По стойбищу прошел слух, что первые кетины начали попадаться на тонях Туссера, Мэнгэна. Няргинцы заторопились, поспешно складывали в лодки вещи, летние берестяные юрты, невода, и первые лодки покинули стойбище. Тогда только Баоса позвал к себе обоих блудных сыновей. Пиапон после ссоры впервые зашел в родной дом, сдержанно поздоровался и сел возле отца. Агоака подала брату трубку.

— Позвал ты меня? — спросил Пиапон отца.

— Поговорить позвал, — глухо ответил Баоса.

Открылась дверь, и в фанзу вбежал Полокто, он бросился на колени и подполз к нарам отца, вскочил на ноги и обнял отца, будто не виделся с ним годами. Баоса поцеловал его в щеки и посадил рядом. Пиапон не мог сдержать улыбки, глядя на это представление.

— Чем хотите кету ловить? — спросил Баоса тем же глухим, необычным для него голосом.

— Я хотел бы с тобой ловить, отец, — первым ответил Полокто.

— Я еще не подумал, — помедлив, проговорил Пиапон.

— С нами не хочешь рыбачить?

— Ты же говорил — не возьмешь, зачем навязываться?

— Умерь гордость, о детях подумай, что зимой они будут есть?

Пиапон благоразумно промолчал.

— Если хочешь, можешь, как и раньше, с нами рыбачить.
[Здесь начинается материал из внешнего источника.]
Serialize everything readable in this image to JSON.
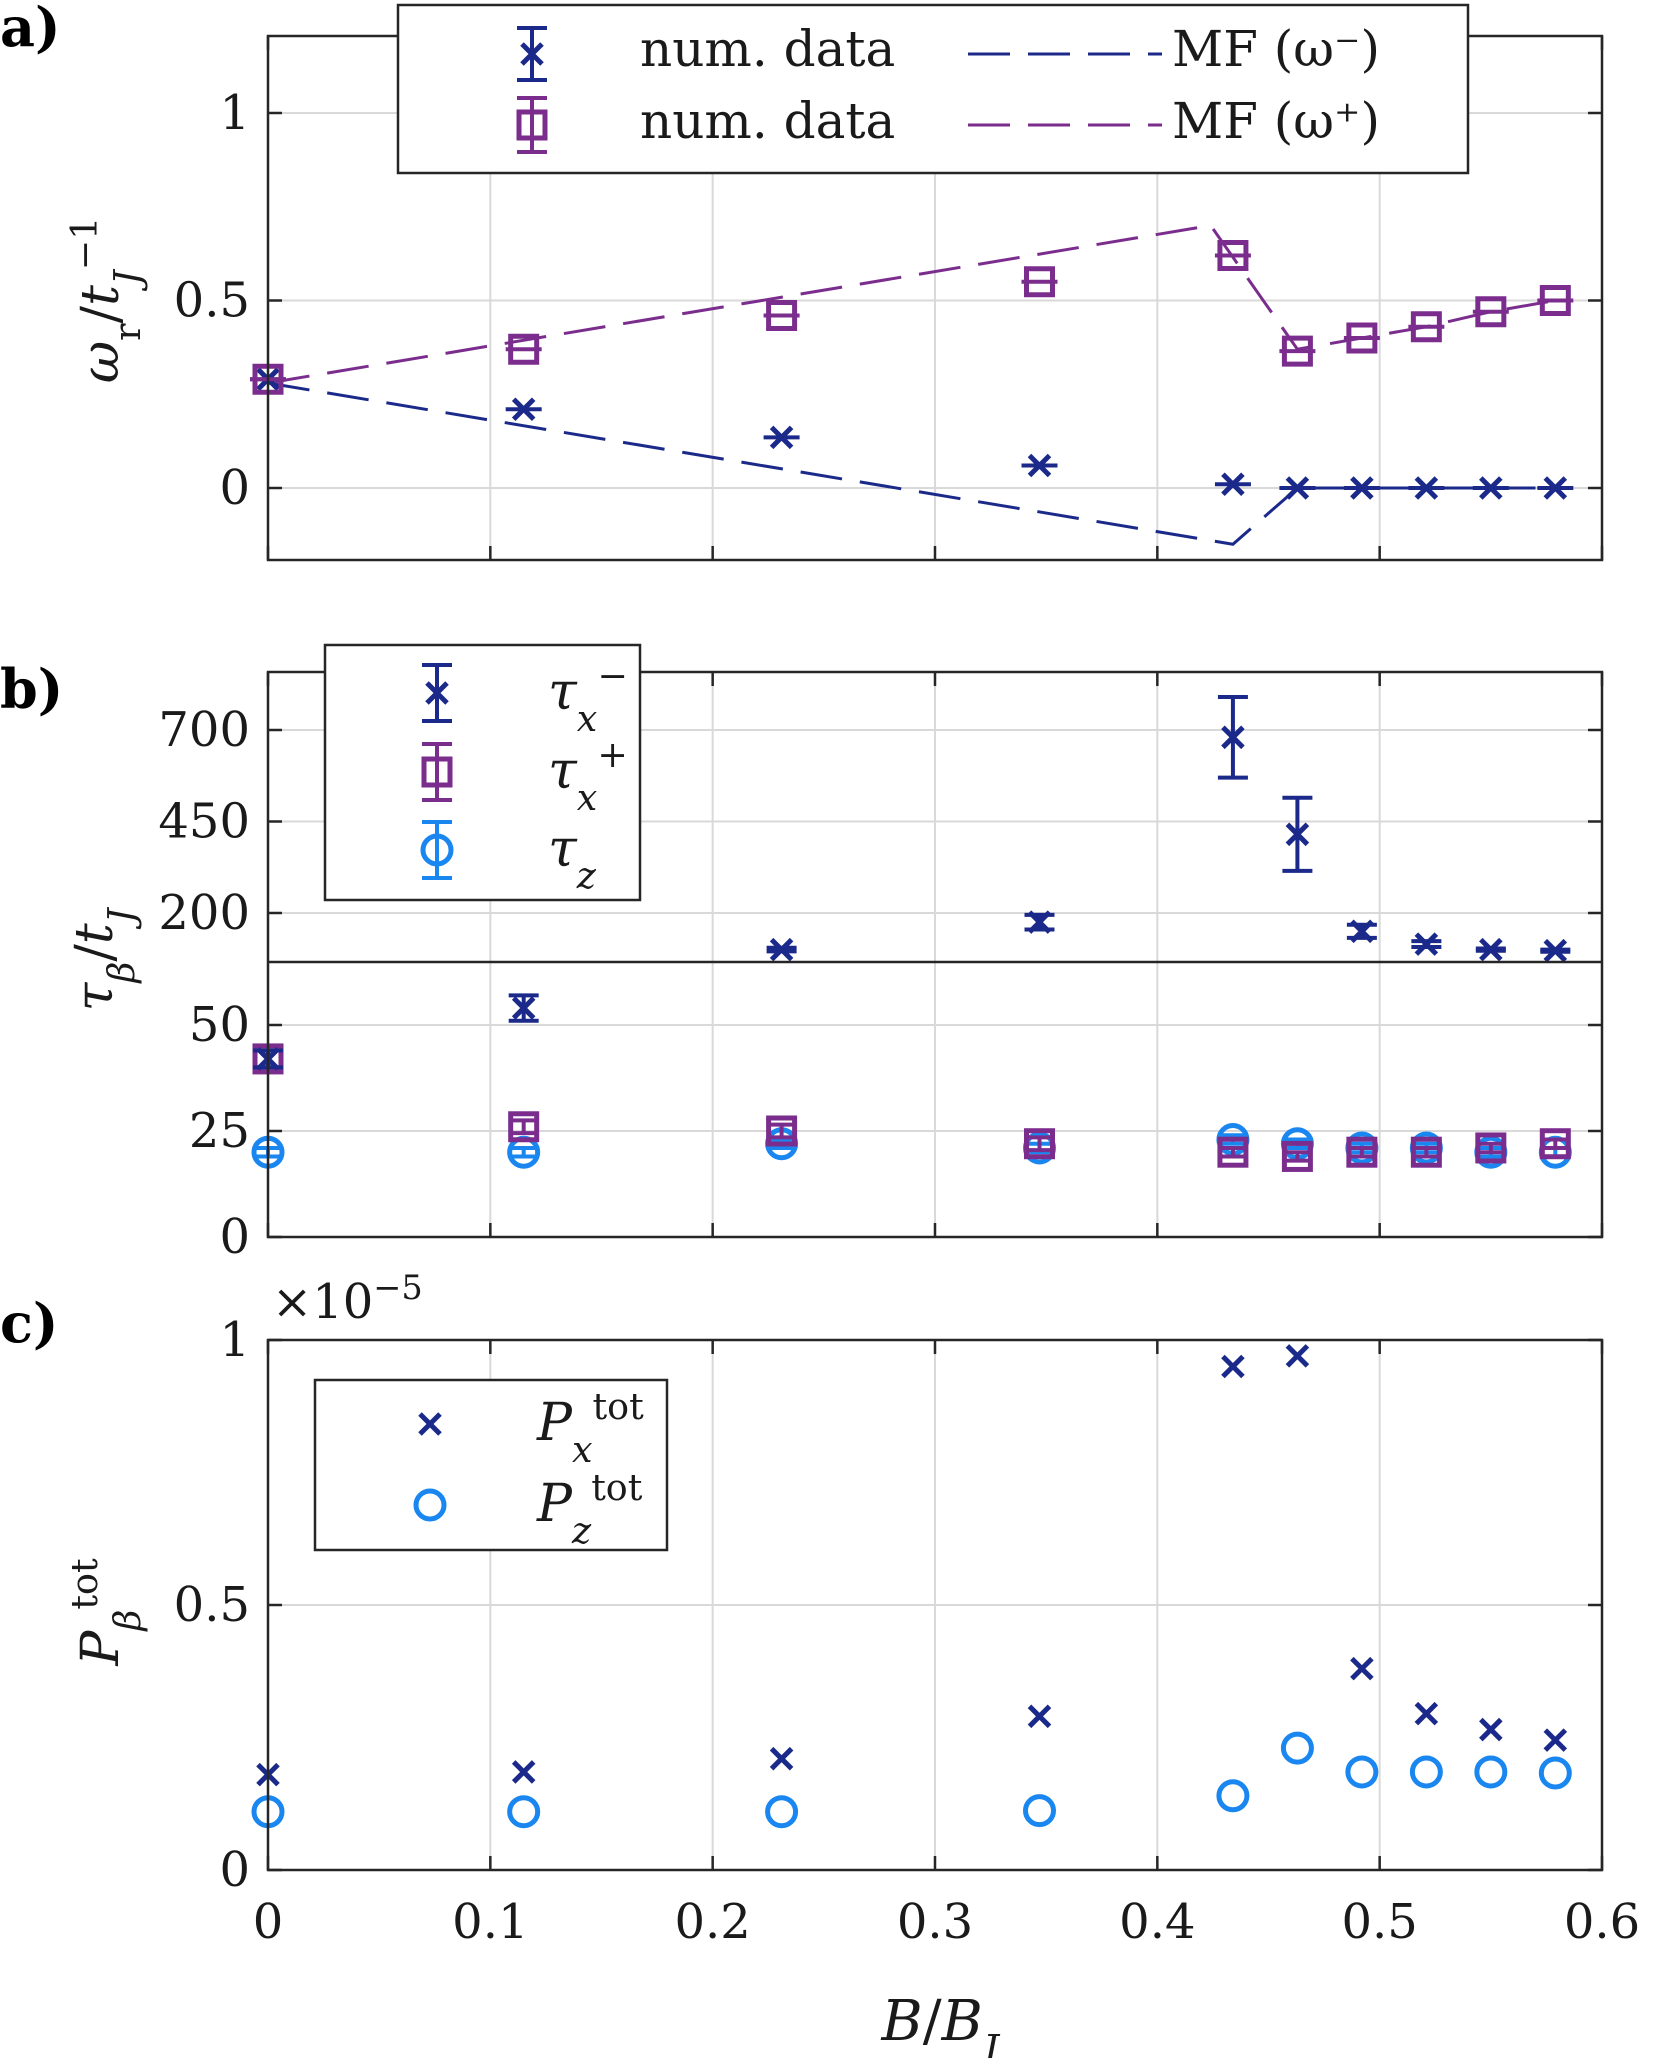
{
  "colors": {
    "navy": "#1b2a8a",
    "purple": "#7b2d8e",
    "sky": "#1a86f0",
    "grid": "#d9d9d9",
    "axis": "#262626"
  },
  "xlabel": "B/B_J",
  "x_ticks": [
    "0",
    "0.1",
    "0.2",
    "0.3",
    "0.4",
    "0.5",
    "0.6"
  ],
  "chart_data": [
    {
      "panel_label": "a)",
      "type": "line",
      "ylabel": "ω_r/t_J^{-1}",
      "xlim": [
        0,
        0.6
      ],
      "ylim": [
        -0.2,
        1.2
      ],
      "y_ticks": [
        0,
        0.5,
        1
      ],
      "y_tick_labels": [
        "0",
        "0.5",
        "1"
      ],
      "legend_entries": [
        "num. data",
        "num. data",
        "MF (ω⁻)",
        "MF (ω⁺)"
      ],
      "x": [
        0,
        0.115,
        0.231,
        0.347,
        0.434,
        0.463,
        0.492,
        0.521,
        0.55,
        0.579
      ],
      "series": [
        {
          "name": "num. data",
          "mode": "x",
          "color_key": "navy",
          "values": [
            0.29,
            0.21,
            0.135,
            0.06,
            0.01,
            0.0,
            0.0,
            0.0,
            0.0,
            0.0
          ]
        },
        {
          "name": "num. data",
          "mode": "square",
          "color_key": "purple",
          "values": [
            0.29,
            0.37,
            0.46,
            0.55,
            0.62,
            0.365,
            0.4,
            0.43,
            0.47,
            0.5
          ]
        },
        {
          "name": "MF (ω⁻)",
          "mode": "dashed",
          "color_key": "navy",
          "x": [
            0,
            0.434,
            0.463,
            0.492,
            0.521,
            0.55,
            0.579
          ],
          "values": [
            0.28,
            -0.15,
            0.0,
            0.0,
            0.0,
            0.0,
            0.0
          ]
        },
        {
          "name": "MF (ω⁺)",
          "mode": "dashed",
          "color_key": "purple",
          "x": [
            0,
            0.424,
            0.463,
            0.492,
            0.521,
            0.55,
            0.579
          ],
          "values": [
            0.28,
            0.7,
            0.37,
            0.4,
            0.43,
            0.47,
            0.5
          ]
        }
      ]
    },
    {
      "panel_label": "b)",
      "type": "scatter",
      "ylabel": "τ_β/t_J",
      "xlim": [
        0,
        0.6
      ],
      "upper_ylim": [
        90,
        860
      ],
      "upper_y_ticks": [
        200,
        450,
        700
      ],
      "lower_ylim": [
        0,
        70
      ],
      "lower_y_ticks": [
        0,
        25,
        50
      ],
      "legend_entries": [
        "τ_x⁻",
        "τ_x⁺",
        "τ_z"
      ],
      "x": [
        0,
        0.115,
        0.231,
        0.347,
        0.434,
        0.463,
        0.492,
        0.521,
        0.55,
        0.579
      ],
      "series": [
        {
          "name": "τ_x⁻",
          "mode": "x",
          "color_key": "navy",
          "values": [
            42,
            54,
            100,
            175,
            680,
            415,
            150,
            115,
            100,
            97
          ],
          "err": [
            2,
            3,
            5,
            20,
            110,
            100,
            18,
            8,
            3,
            3
          ]
        },
        {
          "name": "τ_x⁺",
          "mode": "square",
          "color_key": "purple",
          "values": [
            42,
            26,
            25,
            22,
            20,
            19,
            20,
            20,
            21,
            22
          ],
          "err": [
            2,
            1.5,
            1.5,
            1.5,
            1,
            1,
            1,
            1,
            1,
            1
          ]
        },
        {
          "name": "τ_z",
          "mode": "circle",
          "color_key": "sky",
          "values": [
            20,
            20,
            22,
            21,
            23,
            22,
            21,
            21,
            20,
            20
          ],
          "err": [
            1,
            1,
            1,
            1,
            1,
            1,
            1,
            1,
            1,
            1
          ]
        }
      ]
    },
    {
      "panel_label": "c)",
      "type": "scatter",
      "ylabel": "P_β^{tot}",
      "multiplier": "×10^{-5}",
      "xlim": [
        0,
        0.6
      ],
      "ylim": [
        0,
        1
      ],
      "y_ticks": [
        0,
        0.5,
        1
      ],
      "y_tick_labels": [
        "0",
        "0.5",
        "1"
      ],
      "legend_entries": [
        "P_x^{tot}",
        "P_z^{tot}"
      ],
      "x": [
        0,
        0.115,
        0.231,
        0.347,
        0.434,
        0.463,
        0.492,
        0.521,
        0.55,
        0.579
      ],
      "series": [
        {
          "name": "P_x^{tot}",
          "mode": "x",
          "color_key": "navy",
          "values": [
            0.18,
            0.185,
            0.21,
            0.29,
            0.95,
            0.97,
            0.38,
            0.295,
            0.265,
            0.245
          ]
        },
        {
          "name": "P_z^{tot}",
          "mode": "circle",
          "color_key": "sky",
          "values": [
            0.11,
            0.11,
            0.11,
            0.112,
            0.14,
            0.23,
            0.185,
            0.185,
            0.185,
            0.183
          ]
        }
      ]
    }
  ]
}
На всех мужчин поровну будем делить добычу.

Баоса через силу промолвил последние слова, и каждое слово больно отдавалось в его сердце. Родные дети, его дети! И он должен с ними делиться, как с чужими людьми, людьми из другого рода. До чего дожил Баоса!

— А женщины как? Они же обрабатывать будут, — спросил Полокто.
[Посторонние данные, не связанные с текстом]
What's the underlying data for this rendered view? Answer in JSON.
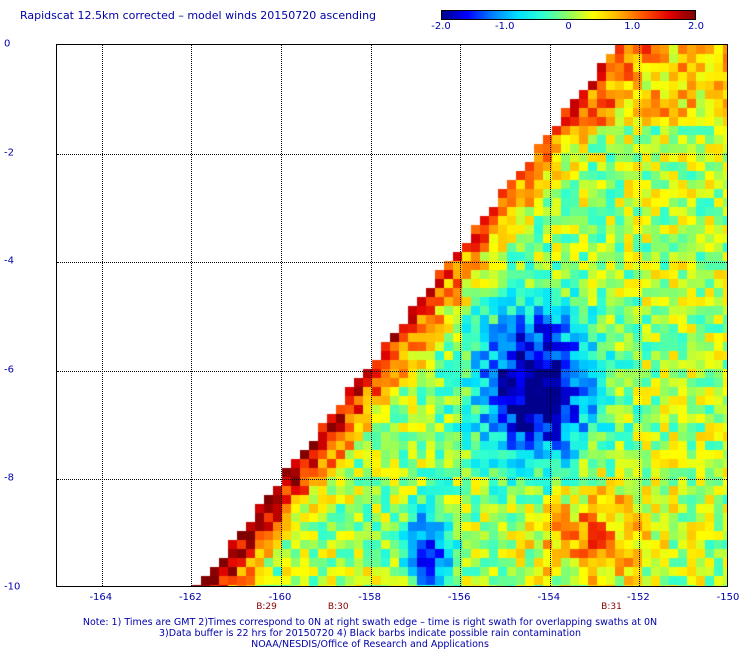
{
  "title": "Rapidscat 12.5km corrected – model winds 20150720 ascending",
  "colorbar": {
    "stops": [
      "#00008c",
      "#0000ff",
      "#0080ff",
      "#00e0ff",
      "#30ffd0",
      "#90ff60",
      "#ffff00",
      "#ffb000",
      "#ff5000",
      "#e00000",
      "#800000"
    ],
    "ticks": [
      {
        "label": "-2.0",
        "value": -2.0
      },
      {
        "label": "-1.0",
        "value": -1.0
      },
      {
        "label": "0",
        "value": 0
      },
      {
        "label": "1.0",
        "value": 1.0
      },
      {
        "label": "2.0",
        "value": 2.0
      }
    ],
    "range": [
      -2.0,
      2.0
    ]
  },
  "map": {
    "lon_range": [
      -165,
      -150
    ],
    "lat_range": [
      -10,
      0
    ],
    "x_ticks": [
      {
        "label": "-164",
        "value": -164
      },
      {
        "label": "-162",
        "value": -162
      },
      {
        "label": "-160",
        "value": -160
      },
      {
        "label": "-158",
        "value": -158
      },
      {
        "label": "-156",
        "value": -156
      },
      {
        "label": "-154",
        "value": -154
      },
      {
        "label": "-152",
        "value": -152
      },
      {
        "label": "-150",
        "value": -150
      }
    ],
    "y_ticks": [
      {
        "label": "0",
        "value": 0
      },
      {
        "label": "-2",
        "value": -2
      },
      {
        "label": "-4",
        "value": -4
      },
      {
        "label": "-6",
        "value": -6
      },
      {
        "label": "-8",
        "value": -8
      },
      {
        "label": "-10",
        "value": -10
      }
    ],
    "grid": true,
    "revolutions": [
      {
        "label": "B:29",
        "lon": -160.3
      },
      {
        "label": "B:30",
        "lon": -158.7
      },
      {
        "label": "B:31",
        "lon": -152.6
      }
    ]
  },
  "notes": {
    "line1": "Note: 1) Times are GMT 2)Times correspond to 0N at right swath edge – time is right swath for overlapping swaths at 0N",
    "line2": "3)Data buffer is 22 hrs for 20150720 4) Black barbs indicate possible rain contamination",
    "line3": "NOAA/NESDIS/Office of Research and Applications"
  }
}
— Свое они будут обрабатывать! Нет им пая! — прежним звонким срывающимся голосом крикнул Баоса.

Не понял старик мысли старшего сына. Полокто хотел предложить услуги своей жены большому дому, ведь у них четверо мужчин, а обработчиц всего две. Майда могла бы им помочь, конечно, за какой-то пай. Хотел еще спросить, дадут ли пай Ойте, мальчик уже вырос, может работать наравне со взрослыми, но, услышав накаленный звонкий голос отца, оробел.

— Если ты считаешь меня лишним, можешь это в глаза сказать, — высказался Пиапон. — Тогда я попросил бы тэмчи.
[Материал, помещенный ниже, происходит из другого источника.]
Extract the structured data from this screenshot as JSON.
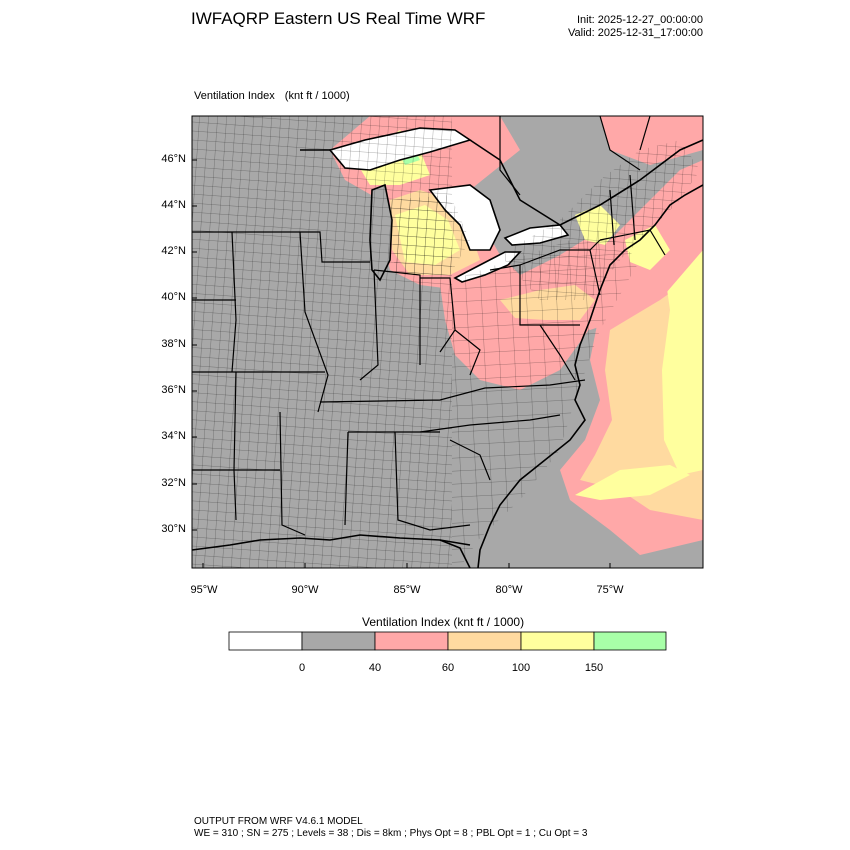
{
  "header": {
    "title": "IWFAQRP Eastern US Real Time WRF",
    "init": "Init: 2025-12-27_00:00:00",
    "valid": "Valid: 2025-12-31_17:00:00"
  },
  "map": {
    "variable": "Ventilation Index",
    "units": "(knt ft / 1000)",
    "lat_labels": [
      "46°N",
      "44°N",
      "42°N",
      "40°N",
      "38°N",
      "36°N",
      "34°N",
      "32°N",
      "30°N"
    ],
    "lon_labels": [
      "95°W",
      "90°W",
      "85°W",
      "80°W",
      "75°W"
    ],
    "colors": {
      "land_low": "#a8a8a8",
      "c40_60": "#ffa8a8",
      "c60_100": "#ffdaa0",
      "c100_150": "#ffff9e",
      "c150_plus": "#a8ffa8",
      "water": "#ffffff"
    }
  },
  "colorbar": {
    "title": "Ventilation Index  (knt ft / 1000)",
    "ticks": [
      "0",
      "40",
      "60",
      "100",
      "150"
    ],
    "colors": [
      "#ffffff",
      "#a8a8a8",
      "#ffa8a8",
      "#ffdaa0",
      "#ffff9e",
      "#a8ffa8"
    ]
  },
  "footer": {
    "line1": "OUTPUT FROM WRF V4.6.1 MODEL",
    "line2": "WE = 310 ; SN = 275 ; Levels = 38 ; Dis = 8km ; Phys Opt = 8 ; PBL Opt = 1 ; Cu Opt = 3"
  }
}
— Никого у меня лишнего не было никогда, — ответил Баоса. — Это вы считаете меня лишним, — он закашлялся. — Тэмчи твой, можешь забрать себе. — Старик помолчал недолго и спросил: — Как же думаете жить: косо глядя друг на друга или помиритесь?

— Я готов помириться, — поспешил с ответом Полокто.

— Нечего нам делить, — ответил Пиапон.

По фанзе будто прошелестел мягкий весенний ветерок — так вздохнули облегченно мужчины и женщины большого дома. Баоса ни одним движением не выдал свою радость.

«Помирились, хорошо, — подумал он, — вместе будем кету ловить, в одном зимнике будем жить на охоте, и они опять сдружатся. Как же иначе — ведь братья! Ссора забудется, весной они опять перейдут в большой дом, и мы вновь заживем все вместе…»

— Чего же тогда ждете? — спросил Баоса. — Маленькие, что ли, не знаете, как мириться?

Полокто на коленях подполз к брату, обнял его и прижался щекой к его щеке. Пиапон тоже обнял. С детства Пиапон был приучен к искренности, и никогда он не лгал, никогда не насиловал волю и не шел против нее, если в чем но был согласен. Соглашаясь помириться, он искренне стремился наладить мир со старшим братом.

Через день Баоса с сыновьями, снохами и внучатами, как и в прошлые годы, приехали на свою тонь — длинную песчаную косу на Амуре. Приехавшие из Болони, с реки Харпи озерские нанай, глядя на ладных дружных сыновей Баосы, завидовали ему и только спустя некоторое время узнали о распаде большого дома. По-разному отнеслись они к этому известию: одни, в особенности старики, негодовали, другие видели в этом веяние нового времени.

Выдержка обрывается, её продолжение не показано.